Good Design Is Aesthetic

The aesthetic quality of a product is integral to its usefulness because products are used every day and have an effect on people and their well-being. Only well-executed objects can be beautiful.

Good Design Makes A Product Understandable

It clarifies the product’s structure. Better still, it can make the product clearly express its function by making use of the user’s intuition. At best, it is self-explanatory.

Good Design Is Unobtrusive

Products fulfilling a purpose are like tools. They are neither decorative objects nor works of art. Their design should therefore be both neutral and restrained, to leave room for the user’s self-expression.

Good Design Is Honest

It does not make a product more innovative, powerful or valuable than it really is. It does not attempt to manipulate the consumer with promises that cannot be kept

Good Design Is Long-lasting

It avoids being fashionable and therefore never appears antiquated. Unlike fashionable design, it lasts many years – even in today’s throwaway society.

Good Design Is Thorough Down to the Last Detail

Nothing must be arbitrary or left to chance. Care and accuracy in the design process show respect towards the consumer.

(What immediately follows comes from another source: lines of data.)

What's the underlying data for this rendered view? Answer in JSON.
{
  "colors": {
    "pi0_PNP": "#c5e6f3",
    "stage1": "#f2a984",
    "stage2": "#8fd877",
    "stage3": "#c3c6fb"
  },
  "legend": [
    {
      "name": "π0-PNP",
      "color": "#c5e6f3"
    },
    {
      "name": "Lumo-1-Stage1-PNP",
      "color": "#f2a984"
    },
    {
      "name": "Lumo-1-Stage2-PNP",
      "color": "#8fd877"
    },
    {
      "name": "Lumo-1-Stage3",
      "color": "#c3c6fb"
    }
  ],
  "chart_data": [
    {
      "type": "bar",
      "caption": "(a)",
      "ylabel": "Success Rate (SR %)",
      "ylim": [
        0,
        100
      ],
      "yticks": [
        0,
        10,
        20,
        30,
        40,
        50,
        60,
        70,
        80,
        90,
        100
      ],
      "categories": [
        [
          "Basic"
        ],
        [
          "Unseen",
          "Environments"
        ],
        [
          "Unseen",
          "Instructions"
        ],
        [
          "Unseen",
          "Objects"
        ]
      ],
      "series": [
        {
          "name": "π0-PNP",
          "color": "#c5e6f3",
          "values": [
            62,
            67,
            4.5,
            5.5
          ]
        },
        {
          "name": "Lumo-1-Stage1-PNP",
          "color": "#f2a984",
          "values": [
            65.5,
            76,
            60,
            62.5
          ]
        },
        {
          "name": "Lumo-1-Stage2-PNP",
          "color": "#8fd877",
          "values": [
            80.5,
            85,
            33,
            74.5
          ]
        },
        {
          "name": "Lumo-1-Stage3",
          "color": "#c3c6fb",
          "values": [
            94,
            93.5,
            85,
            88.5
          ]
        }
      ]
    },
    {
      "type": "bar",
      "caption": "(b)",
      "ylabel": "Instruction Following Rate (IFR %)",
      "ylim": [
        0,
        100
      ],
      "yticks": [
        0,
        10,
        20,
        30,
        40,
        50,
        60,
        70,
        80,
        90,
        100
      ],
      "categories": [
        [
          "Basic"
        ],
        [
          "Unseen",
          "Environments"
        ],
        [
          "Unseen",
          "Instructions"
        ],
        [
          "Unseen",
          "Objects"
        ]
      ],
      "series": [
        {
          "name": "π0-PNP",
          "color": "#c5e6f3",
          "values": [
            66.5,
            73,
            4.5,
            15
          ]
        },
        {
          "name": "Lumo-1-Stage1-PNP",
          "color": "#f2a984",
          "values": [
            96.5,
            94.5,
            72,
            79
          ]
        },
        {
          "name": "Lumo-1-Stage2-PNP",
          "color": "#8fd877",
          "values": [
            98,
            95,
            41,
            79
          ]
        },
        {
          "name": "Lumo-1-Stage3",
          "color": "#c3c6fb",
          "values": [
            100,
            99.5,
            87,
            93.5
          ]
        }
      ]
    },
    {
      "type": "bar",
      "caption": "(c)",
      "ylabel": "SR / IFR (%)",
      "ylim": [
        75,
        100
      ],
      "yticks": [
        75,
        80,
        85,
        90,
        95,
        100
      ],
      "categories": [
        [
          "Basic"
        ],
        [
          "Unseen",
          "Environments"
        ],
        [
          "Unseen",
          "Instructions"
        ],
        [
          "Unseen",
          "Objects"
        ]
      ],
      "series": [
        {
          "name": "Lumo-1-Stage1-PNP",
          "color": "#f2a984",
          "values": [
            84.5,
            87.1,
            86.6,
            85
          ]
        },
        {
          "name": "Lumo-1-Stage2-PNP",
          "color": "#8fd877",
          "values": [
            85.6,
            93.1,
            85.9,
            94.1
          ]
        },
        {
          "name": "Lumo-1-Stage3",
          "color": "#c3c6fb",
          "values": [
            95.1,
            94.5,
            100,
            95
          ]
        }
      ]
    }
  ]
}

Good Design Is Environmentally Friendly

Design makes an important contribution to the preservation of the environment. It conserves resources and minimises physical and visual pollution throughout the lifecycle of the product.

Good Design Is as Little Design as Possible

Less, but better – because it concentrates on the essential aspects, and the products are not burdened with non-essentials. Back to purity, back to simplicity.